We utilized shoulder trajectory length to compare trunk movements during goal-directed arm reaches. This trunk movement measure has not been tested for its validation and reliability. However, our preliminary results showed that the STL is more sensitive than trunk displacement in chronic stroke survivors to quantify the trunk movements during goal-directed arm reaches. Future studies are needed to test its validity and reliability.
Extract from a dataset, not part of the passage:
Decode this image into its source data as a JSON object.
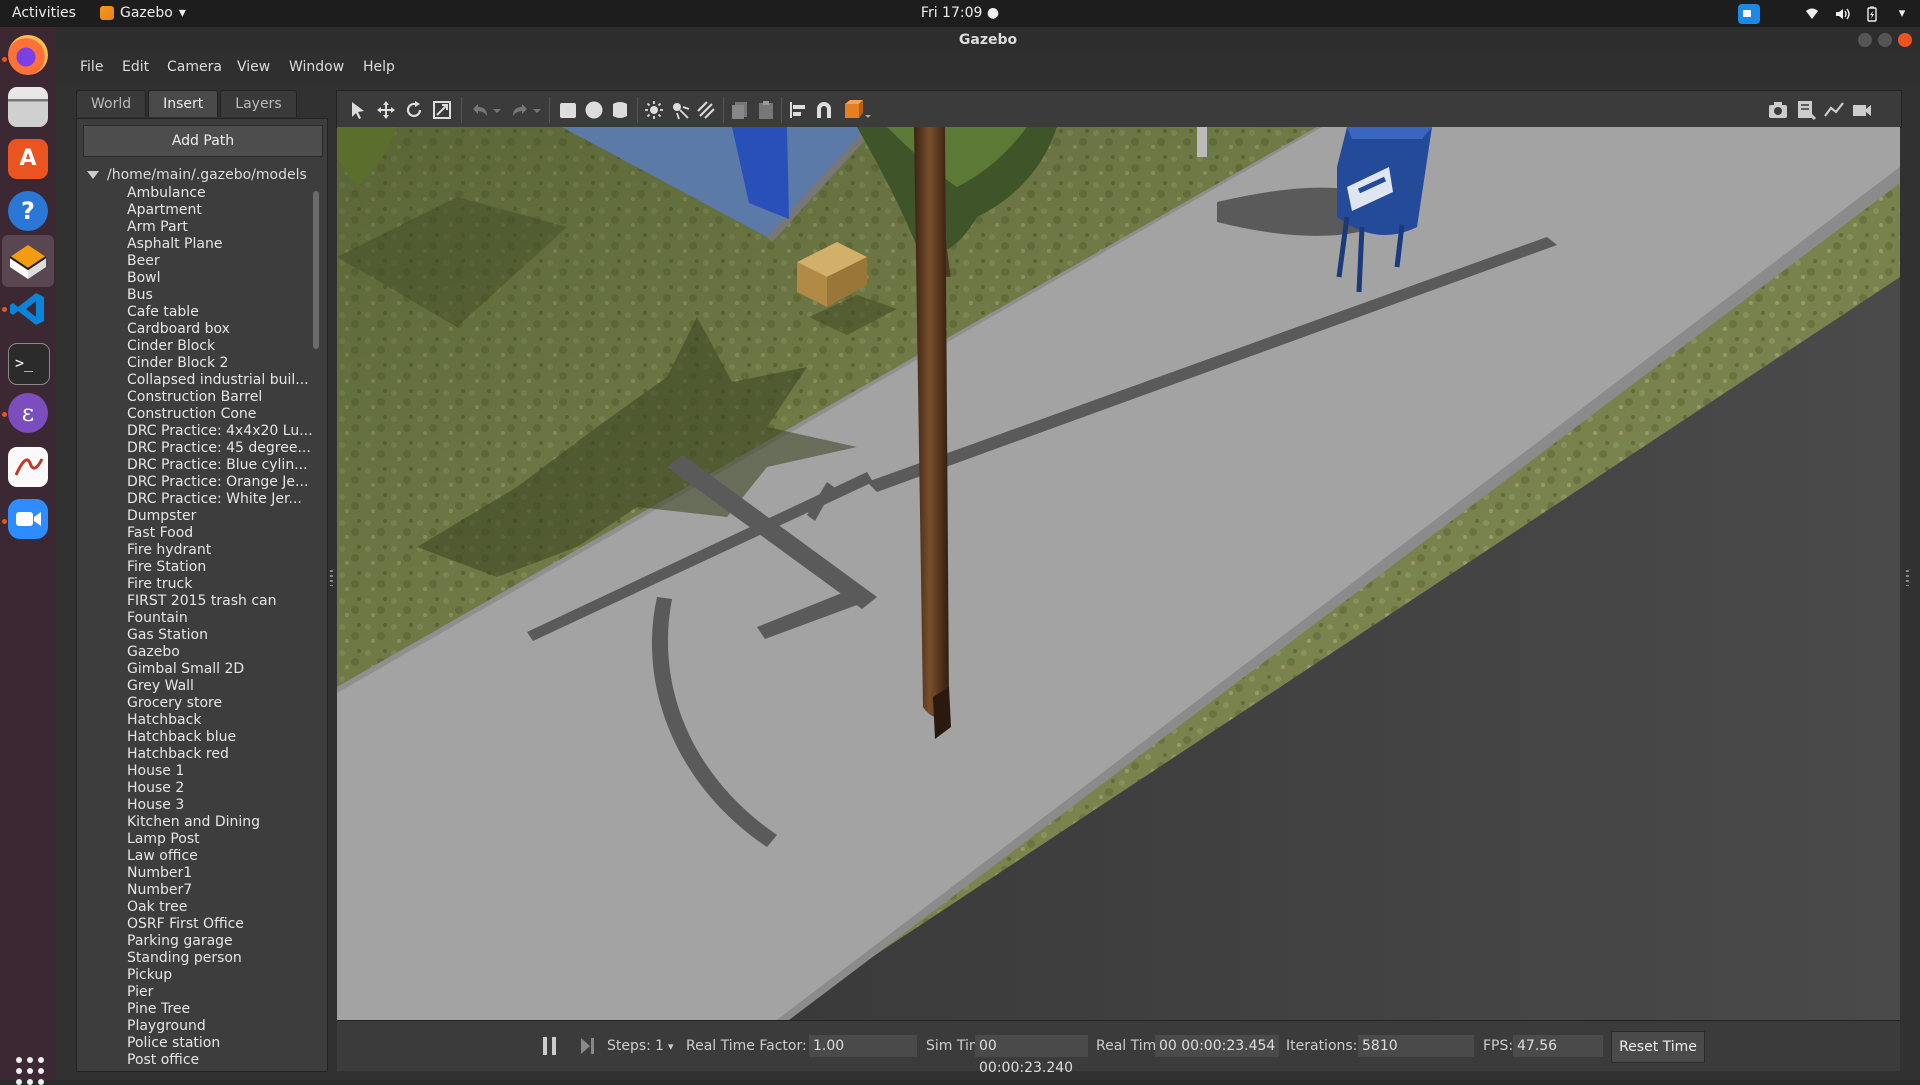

Another limitation of our study is that we did not incorporate the Index of Difficulty (ID) from Fitt’s law35 or the modified ID from recent studies, such as those by Lucchese and colleagues36, to quantify task difficulty explicitly. While these metrics are valuable for continuous and repetitive pointing or grasping motor tasks, our discrete motor tasks, characterized by distinct arm reaching movement onsets and offsets, posed challenges in the direct application of the ID equations. As a result, we relied on the target size as an alternative measure of task difficulty in our statistical analyses. While this choice allowed us to explore the impact of target size on motor performance, it is essential to acknowledge that our approach diverged from the traditional application of the ID metrics in motor control studies. Future research could potentially explore adaptations of these metrics to discrete motor tasks to provide a more comprehensive evaluation of task difficulty in similar contexts.

Conclusion

This study illuminates the different goal-directed arm reaching control strategies employed by non-disabled young adults when performed motor tasks of varying hand dexterity requirements. Notably, our investigation affirms that imposing an elbow extension constraint can influence the motor control strategies governing goal-directed arm reaches in this population. These results underscore the imperative consideration of specific motor task conditions, particularly the intricacies of hand dexterity demand, in the assessment and intervention of arm and hand motor function.